I am assuming you are performing these experiments on a machine that is otherwise idle, i.e. one can be reasonably sure that neither the test application task nor the system memory pages it is touching are swapped out at any time during the test.
The numbers for transfers from “pageable memory” look a bit low. The performance of those transfers is heavily dependent on the performance of the system memory, as they involve a copy from pageable system memory into a pinned system memory buffer that is setup by the driver, followed by DMA transfer from the pinned system memory buffer to the GPU (or vice versa for transfers from device to host).
Compared to transfers from “pinned memory”, this introduces two issues: (1) system memory bandwidth requirements are doubled (2) the pinned buffer set up by the driver has a limited size, potentially requiring multiple transfers. In general, I have found that the second issue has only minor impact, and that overall transfer rate from/to pageable memory is, to first order, determined by system memory throughput.
I would suggest to start out by measuring the system memory throughput, for example with STREAM, to see whether the results are in the expected range. The expected memory throughput will vary with the specifics of your DDR3 configuration, such as speed grade of the DIMMs, whether DIMMS are unbuffered, registered, dual-ranked; but order-of-magnitude you should see total bandwidth of about 25 GB/sec for two-channel configurations (e.g. workstation) and 50 GB/sec for four-channel configurations (typically used for servers) on modern hardware (IvyBridge, Haswell).

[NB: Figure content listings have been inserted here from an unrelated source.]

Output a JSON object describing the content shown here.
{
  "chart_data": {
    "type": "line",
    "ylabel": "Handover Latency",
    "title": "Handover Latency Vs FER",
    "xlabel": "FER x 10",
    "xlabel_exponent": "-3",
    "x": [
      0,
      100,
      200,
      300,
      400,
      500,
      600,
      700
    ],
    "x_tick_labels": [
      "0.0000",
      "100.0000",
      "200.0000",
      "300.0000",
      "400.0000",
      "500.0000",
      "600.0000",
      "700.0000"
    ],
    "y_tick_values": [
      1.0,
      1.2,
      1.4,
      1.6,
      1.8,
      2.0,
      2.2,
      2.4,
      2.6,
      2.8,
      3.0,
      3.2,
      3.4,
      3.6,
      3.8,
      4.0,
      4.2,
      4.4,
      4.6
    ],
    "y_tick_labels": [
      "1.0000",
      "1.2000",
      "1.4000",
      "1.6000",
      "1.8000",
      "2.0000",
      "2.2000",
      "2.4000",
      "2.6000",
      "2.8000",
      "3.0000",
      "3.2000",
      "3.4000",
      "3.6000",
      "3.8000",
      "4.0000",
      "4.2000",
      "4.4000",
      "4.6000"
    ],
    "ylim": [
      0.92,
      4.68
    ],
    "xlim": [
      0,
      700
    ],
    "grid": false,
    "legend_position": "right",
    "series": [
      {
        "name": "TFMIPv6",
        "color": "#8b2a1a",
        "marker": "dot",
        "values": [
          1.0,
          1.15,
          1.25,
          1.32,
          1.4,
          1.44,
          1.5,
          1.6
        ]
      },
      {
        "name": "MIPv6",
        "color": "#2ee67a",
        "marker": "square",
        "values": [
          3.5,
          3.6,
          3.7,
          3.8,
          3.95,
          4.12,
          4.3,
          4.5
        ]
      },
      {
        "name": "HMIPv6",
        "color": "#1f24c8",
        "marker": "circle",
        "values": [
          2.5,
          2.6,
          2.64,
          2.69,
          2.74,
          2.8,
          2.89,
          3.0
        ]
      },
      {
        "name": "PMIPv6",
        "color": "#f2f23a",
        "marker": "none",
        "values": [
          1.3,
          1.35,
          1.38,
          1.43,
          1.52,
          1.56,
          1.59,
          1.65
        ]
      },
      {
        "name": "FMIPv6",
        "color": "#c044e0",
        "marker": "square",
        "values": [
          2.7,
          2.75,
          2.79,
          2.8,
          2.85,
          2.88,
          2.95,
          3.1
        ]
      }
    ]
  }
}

Special care needs to be applied when such measurements are performend on platforms with multiple CPU sockets, in which case memory access becomes non-uniform as each CPU has its own memory controller. One would want to control CPU affinity and memory affinity such that the GPU communicates with the “near” CPU and the “near” memory. Under Linux one typically uses numactl to do this, I do not know how it works under Windows.
I am not sure what your experience with CUDA-Z is, but I just downloaded it from SourceForge and see significant discrepancies between measurements from my own test app vs. the ones from CUDA-Z. I have a Windows 7 system here with a Tesla C2050, so PCIe2. The CPU is an Intel i7-3820 @ 3.60 GHz (that is IvyBridge, I think), with two DDR3 channels. My measurements (using a block size of 16 MB) show for transfers from / to pageable memory:
host->device 3496 MB/sec
device->host 4371 MB/sec
Measured throughput seems to fluctuate by about 5%. The CUDA-Z 0.8.207 utility shows for transfers from / to pageable memory:
host->device 2295 MB/sec
device->host 3929 MB/sec
In addition, measured throughput fluctuates wildely, and I see values as small as 1900 / 2500 MB/sec. The lower values and massive fluctuation could be an indication that CUDA-Z uses a smaller blocksize. Without additional analysis I would tend to trust results from my own app more :-)